From the point of view of the employer, change will be driven by the operational needs of the business. This could be something as simple as purchasing a company minibus and needing a licenced in-house driver, with learner courses widely available at approved training and test centres.
Or, reskill staff by switching to an e-commerce-based business model and redeploying in-store sales assistants as remote customer service assistants.
Whether you are broadening out into new markets or new offerings, reskilling can be a useful and highly effective way to repurpose employees within the business.
By comparison, upskilling focuses on developing your employee’s existing skill set, either by strengthening previous knowledge or by imparting additional skills.
Ensuring that team members have the right skills and abilities to perform in their roles equips them to feel more confident and grow in their current positions, and enables them to take on extra tasks and responsibilities.
The result is that employees who are able to deal effectively with the rapid speed of transformation that many businesses are experiencing add value to the business.
Digital upskilling is a case in point – see our upcoming webinar on the topic.

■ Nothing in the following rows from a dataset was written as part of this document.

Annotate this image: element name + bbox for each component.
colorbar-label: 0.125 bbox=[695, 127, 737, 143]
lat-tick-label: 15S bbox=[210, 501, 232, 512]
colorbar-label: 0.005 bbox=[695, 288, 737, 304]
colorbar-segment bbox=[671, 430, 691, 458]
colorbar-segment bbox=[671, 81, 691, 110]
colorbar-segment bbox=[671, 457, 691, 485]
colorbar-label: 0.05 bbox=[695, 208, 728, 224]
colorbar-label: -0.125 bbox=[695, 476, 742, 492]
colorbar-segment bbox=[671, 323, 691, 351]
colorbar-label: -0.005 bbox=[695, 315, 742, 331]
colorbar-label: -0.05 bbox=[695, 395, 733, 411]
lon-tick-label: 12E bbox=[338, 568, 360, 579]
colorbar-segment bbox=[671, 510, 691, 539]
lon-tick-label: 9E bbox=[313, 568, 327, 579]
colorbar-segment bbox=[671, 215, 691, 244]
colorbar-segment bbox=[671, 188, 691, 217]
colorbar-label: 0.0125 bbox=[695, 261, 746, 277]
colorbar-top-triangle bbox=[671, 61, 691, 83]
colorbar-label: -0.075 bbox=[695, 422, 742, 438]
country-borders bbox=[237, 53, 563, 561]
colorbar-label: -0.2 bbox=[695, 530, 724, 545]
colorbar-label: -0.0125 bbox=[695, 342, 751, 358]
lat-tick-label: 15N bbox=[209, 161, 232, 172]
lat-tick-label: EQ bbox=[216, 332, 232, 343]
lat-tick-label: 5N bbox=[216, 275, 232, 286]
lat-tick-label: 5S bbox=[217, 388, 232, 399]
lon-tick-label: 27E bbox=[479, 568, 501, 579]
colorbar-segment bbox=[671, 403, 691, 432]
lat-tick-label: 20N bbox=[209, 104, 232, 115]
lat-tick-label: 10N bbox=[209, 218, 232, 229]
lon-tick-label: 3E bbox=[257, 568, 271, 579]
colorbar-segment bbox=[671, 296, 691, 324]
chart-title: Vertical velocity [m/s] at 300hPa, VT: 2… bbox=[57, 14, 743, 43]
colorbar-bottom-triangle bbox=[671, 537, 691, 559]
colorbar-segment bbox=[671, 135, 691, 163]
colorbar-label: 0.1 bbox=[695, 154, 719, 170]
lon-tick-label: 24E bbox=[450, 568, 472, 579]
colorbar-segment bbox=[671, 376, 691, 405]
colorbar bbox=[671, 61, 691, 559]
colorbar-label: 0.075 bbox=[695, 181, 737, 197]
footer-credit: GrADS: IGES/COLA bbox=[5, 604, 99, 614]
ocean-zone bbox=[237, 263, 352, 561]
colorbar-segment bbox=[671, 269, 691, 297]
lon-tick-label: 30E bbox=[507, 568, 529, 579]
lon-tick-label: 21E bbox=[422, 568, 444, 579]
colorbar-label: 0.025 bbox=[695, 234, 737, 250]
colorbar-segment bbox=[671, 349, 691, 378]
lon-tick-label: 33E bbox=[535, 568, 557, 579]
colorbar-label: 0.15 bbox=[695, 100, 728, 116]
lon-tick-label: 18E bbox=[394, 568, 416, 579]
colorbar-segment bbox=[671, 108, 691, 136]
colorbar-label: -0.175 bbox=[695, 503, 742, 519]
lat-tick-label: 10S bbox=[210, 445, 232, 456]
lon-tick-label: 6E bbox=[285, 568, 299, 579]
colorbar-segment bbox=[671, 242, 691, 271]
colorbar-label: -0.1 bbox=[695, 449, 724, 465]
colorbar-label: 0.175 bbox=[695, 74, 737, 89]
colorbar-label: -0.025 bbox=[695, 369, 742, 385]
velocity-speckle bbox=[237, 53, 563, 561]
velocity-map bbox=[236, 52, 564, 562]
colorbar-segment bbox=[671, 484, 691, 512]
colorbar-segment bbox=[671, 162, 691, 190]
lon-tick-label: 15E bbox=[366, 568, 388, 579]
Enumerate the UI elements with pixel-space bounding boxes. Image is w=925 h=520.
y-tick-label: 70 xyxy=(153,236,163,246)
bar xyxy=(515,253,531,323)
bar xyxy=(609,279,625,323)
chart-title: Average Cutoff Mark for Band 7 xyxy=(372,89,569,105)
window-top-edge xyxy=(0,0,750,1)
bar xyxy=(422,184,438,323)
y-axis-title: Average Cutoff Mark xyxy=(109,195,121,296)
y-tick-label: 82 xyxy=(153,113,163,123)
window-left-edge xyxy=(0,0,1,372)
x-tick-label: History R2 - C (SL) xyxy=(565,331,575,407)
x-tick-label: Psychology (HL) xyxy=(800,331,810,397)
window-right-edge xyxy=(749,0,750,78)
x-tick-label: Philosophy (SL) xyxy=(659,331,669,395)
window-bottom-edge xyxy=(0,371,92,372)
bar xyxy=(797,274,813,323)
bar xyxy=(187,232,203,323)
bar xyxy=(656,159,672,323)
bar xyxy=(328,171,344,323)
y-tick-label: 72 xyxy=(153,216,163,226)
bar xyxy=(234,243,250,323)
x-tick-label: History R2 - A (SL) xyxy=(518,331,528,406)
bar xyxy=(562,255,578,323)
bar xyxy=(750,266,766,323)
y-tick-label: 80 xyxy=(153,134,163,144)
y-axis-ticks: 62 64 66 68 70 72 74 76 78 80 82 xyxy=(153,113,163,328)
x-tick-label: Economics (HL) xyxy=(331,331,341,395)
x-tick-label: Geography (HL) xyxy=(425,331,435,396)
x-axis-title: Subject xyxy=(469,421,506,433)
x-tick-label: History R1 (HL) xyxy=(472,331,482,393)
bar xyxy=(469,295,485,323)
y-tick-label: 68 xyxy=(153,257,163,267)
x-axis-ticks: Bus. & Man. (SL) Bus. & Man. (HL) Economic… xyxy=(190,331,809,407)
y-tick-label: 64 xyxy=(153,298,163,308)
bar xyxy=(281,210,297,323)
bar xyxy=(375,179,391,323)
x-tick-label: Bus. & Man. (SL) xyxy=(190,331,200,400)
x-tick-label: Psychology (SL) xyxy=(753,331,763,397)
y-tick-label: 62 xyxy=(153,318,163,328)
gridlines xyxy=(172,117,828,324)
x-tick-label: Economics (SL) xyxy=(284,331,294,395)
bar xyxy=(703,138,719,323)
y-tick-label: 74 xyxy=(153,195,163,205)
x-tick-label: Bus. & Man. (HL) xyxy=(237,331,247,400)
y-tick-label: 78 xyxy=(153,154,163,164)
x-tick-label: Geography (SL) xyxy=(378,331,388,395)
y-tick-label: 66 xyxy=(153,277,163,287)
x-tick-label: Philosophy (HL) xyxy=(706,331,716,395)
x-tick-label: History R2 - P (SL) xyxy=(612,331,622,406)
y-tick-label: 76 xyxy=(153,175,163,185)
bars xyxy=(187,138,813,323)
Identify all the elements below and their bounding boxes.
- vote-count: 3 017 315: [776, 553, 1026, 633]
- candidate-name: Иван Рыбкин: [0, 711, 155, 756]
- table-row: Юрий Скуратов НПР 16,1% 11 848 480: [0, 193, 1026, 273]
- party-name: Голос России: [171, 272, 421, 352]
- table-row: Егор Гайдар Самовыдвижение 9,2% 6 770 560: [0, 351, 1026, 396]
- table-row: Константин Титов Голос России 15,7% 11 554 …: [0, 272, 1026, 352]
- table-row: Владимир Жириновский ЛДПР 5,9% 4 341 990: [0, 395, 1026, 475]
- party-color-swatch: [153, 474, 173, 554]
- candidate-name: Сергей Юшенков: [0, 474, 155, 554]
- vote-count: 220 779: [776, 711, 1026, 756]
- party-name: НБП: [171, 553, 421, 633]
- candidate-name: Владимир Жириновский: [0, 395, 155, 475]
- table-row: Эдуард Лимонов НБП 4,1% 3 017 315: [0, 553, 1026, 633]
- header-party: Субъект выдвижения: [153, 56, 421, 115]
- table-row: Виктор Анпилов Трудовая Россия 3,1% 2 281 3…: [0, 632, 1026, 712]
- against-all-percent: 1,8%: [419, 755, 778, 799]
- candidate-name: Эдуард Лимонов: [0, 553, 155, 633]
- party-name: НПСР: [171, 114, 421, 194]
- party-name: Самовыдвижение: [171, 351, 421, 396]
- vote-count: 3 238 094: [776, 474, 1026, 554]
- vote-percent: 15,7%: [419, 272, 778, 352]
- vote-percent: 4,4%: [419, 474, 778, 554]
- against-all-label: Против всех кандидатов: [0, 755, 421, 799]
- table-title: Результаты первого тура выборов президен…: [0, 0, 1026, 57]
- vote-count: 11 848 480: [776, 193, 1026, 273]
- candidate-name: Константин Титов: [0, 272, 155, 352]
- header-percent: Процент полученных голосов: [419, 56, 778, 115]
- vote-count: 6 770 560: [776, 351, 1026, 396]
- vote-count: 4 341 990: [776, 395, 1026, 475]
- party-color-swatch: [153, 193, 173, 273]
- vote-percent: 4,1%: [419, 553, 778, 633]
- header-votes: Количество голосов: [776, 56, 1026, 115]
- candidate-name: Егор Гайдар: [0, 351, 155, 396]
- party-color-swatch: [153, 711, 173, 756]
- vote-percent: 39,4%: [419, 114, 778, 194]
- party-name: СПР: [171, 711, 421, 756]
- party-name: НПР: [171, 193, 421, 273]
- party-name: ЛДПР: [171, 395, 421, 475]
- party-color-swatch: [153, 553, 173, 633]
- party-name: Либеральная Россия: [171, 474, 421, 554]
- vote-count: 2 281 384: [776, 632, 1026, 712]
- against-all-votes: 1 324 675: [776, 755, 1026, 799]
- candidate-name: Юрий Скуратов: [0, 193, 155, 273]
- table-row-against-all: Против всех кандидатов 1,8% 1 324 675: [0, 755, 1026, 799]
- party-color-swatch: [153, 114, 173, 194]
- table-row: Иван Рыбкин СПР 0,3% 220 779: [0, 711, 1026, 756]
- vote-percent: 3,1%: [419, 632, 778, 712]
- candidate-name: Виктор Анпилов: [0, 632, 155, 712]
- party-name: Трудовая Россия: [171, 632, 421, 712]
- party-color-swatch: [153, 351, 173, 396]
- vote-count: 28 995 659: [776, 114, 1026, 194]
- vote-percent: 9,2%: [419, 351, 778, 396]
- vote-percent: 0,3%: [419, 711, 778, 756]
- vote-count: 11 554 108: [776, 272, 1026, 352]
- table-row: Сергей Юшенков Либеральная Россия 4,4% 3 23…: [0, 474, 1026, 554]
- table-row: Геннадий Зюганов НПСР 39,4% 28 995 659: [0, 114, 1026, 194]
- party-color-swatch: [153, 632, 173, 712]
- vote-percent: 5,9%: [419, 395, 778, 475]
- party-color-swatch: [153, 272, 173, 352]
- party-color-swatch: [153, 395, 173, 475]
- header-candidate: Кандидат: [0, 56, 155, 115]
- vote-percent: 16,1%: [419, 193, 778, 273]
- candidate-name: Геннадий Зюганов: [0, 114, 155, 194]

From the perspective of the employee, upskilling helps them to develop their potential within their chosen field, expand their marketable skillset and enhance their career progression.
Whether you decide to invest in your existing employees by way of upskilling or reskilling, the potential benefits to the business are clear:
Investing in skills training is an excellent opportunity to boost your company’s competitiveness in today’s market while preparing your business for the future.
Technology plays a key role here. Upskilling and reskilling your team as needed means developing their ability to use the latest tech solutions and software tools.
The result is that, as a business, you can leverage technology to stay not only relevant in the market but at the forefront of it.
Recent industry reports suggest that the cost saving of reskilling or upskilling versus hiring new talent could be as much as £50k per person.
By investing in your existing team and equipping them with the skills necessary to operate in today’s complex, fast-paced and increasingly hybrid work economy, you can sidestep the expensive hiring process.
Stay on top of your team’s learning needs with a continuous development culture to smooth learning curves and training costs going forward.
The other side of the coin is that by providing more opportunities for your team members to grow, their job satisfaction will be enhanced, which ultimately allows the business to retain its top talent.
Opportunities to develop and progress within the company are seen as the key driver of a great workplace culture which, in turn, has a direct link to employee retention. In fact, 93% of employees would stay loyal to their employer if it invested in their careers.
Engaged and motivated employees are good for your company’s performance. Put a different way, disengaged team members are 21% less productive than their peers and 87% more likely to leave their current employer, costing the UK economy in the region of £340 billion a year.
By focusing on upskilling and reskilling your existing employees, you send a clear sign that they are valued, supported and encouraged to shine.
Finally, reskilling and upskilling are obvious answers to address the skills gap in your business. According to recent research, nearly 80% of the largest employers (and nearly 2/3 of the smallest employers) reported a skills gap that adversely affected their business performance.
Bridging talent shortages by investing in L&D rather than hiring new is a more cost-effective and long-term solution that benefits both employer and employee, working together for a successful future.